Soane was one of Britain’s top architects between the end of the eighteenth century and the beginning of the nineteenth – it would take far too long to list all his work but the Bank of England and Dulwich Picture Gallery are probably two of his finest pieces (and if you’ve been reading elsewhere, you’ll also know that his grave in St. Pancras Churchyard was the inspiration for the iconic red telephone box).
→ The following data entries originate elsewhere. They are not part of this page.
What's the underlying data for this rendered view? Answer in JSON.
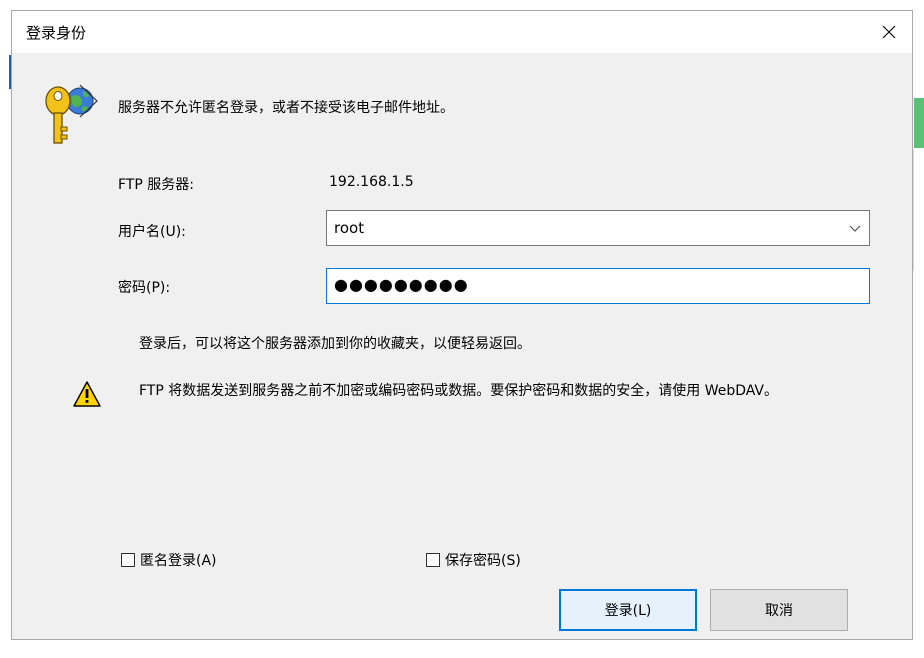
{
  "window": {
    "title": "登录身份"
  },
  "message": "服务器不允许匿名登录，或者不接受该电子邮件地址。",
  "form": {
    "server_label": "FTP 服务器:",
    "server_value": "192.168.1.5",
    "username_label": "用户名(U):",
    "username_value": "root",
    "password_label": "密码(P):",
    "password_value": "●●●●●●●●●"
  },
  "note": "登录后，可以将这个服务器添加到你的收藏夹，以便轻易返回。",
  "warning": "FTP 将数据发送到服务器之前不加密或编码密码或数据。要保护密码和数据的安全，请使用 WebDAV。",
  "checkboxes": {
    "anonymous_label": "匿名登录(A)",
    "anonymous_checked": false,
    "save_password_label": "保存密码(S)",
    "save_password_checked": false
  },
  "buttons": {
    "login_label": "登录(L)",
    "cancel_label": "取消"
  },
  "icons": {
    "close": "close-icon",
    "key": "key-icon",
    "warning": "warning-icon",
    "dropdown": "chevron-down-icon"
  },
  "colors": {
    "dialog_bg": "#f0f0f0",
    "focus_border": "#0078d7",
    "default_button_bg": "#e5f1fb",
    "button_bg": "#e1e1e1"
  }
}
Soane naturally applied his skills to his own home so some of the rooms in his house are unique examples of bold and innovative architecture that still boggle the eye to this day…. And that’s before you even start looking at his collections.
Like every wealthy young buck of his generation, as a young man, Soane took the Grand Tour – a kind of Regency version of a Gap Year that involved Britons travelling Europe, generally misbehaving and snapping up works of art and curios to ship back to their vast homes to show off how cool and cultured they were. And Soane seriously went for it.
So staggering was his collection (and the magnificence of the house itself) that a private act of parliament was passed almost immediately after his death, declaring that the building and its contents remained untouched and preserved for posterity. Thanks to that act, stepping in to the museum is like entering a seriously fancy version of the Mary Celeste – every room looks as though Soane has just stepped out for a second and will pop back any moment to ask what you think of a particular acquisition.
And what acquisitions. Egyptian sarcophagi covered in hieroglyphics, sculptures from Ancient Greece and Rome, original paintings by Canaletto, Hogarth, Turner and Watteau and of course architectural sketches, drawings and models from scores of the greats. Like all great museums though, it’s not the apparent ‘show-stoppers’ that impress, it’s the trivia, the knick-knacks and the oddities that really draw the eye. More importantly, it’s the fact that everything remains exactly where and how it was placed – to enter the Soane museum is to become a ghost from the future, a trespasser in the past.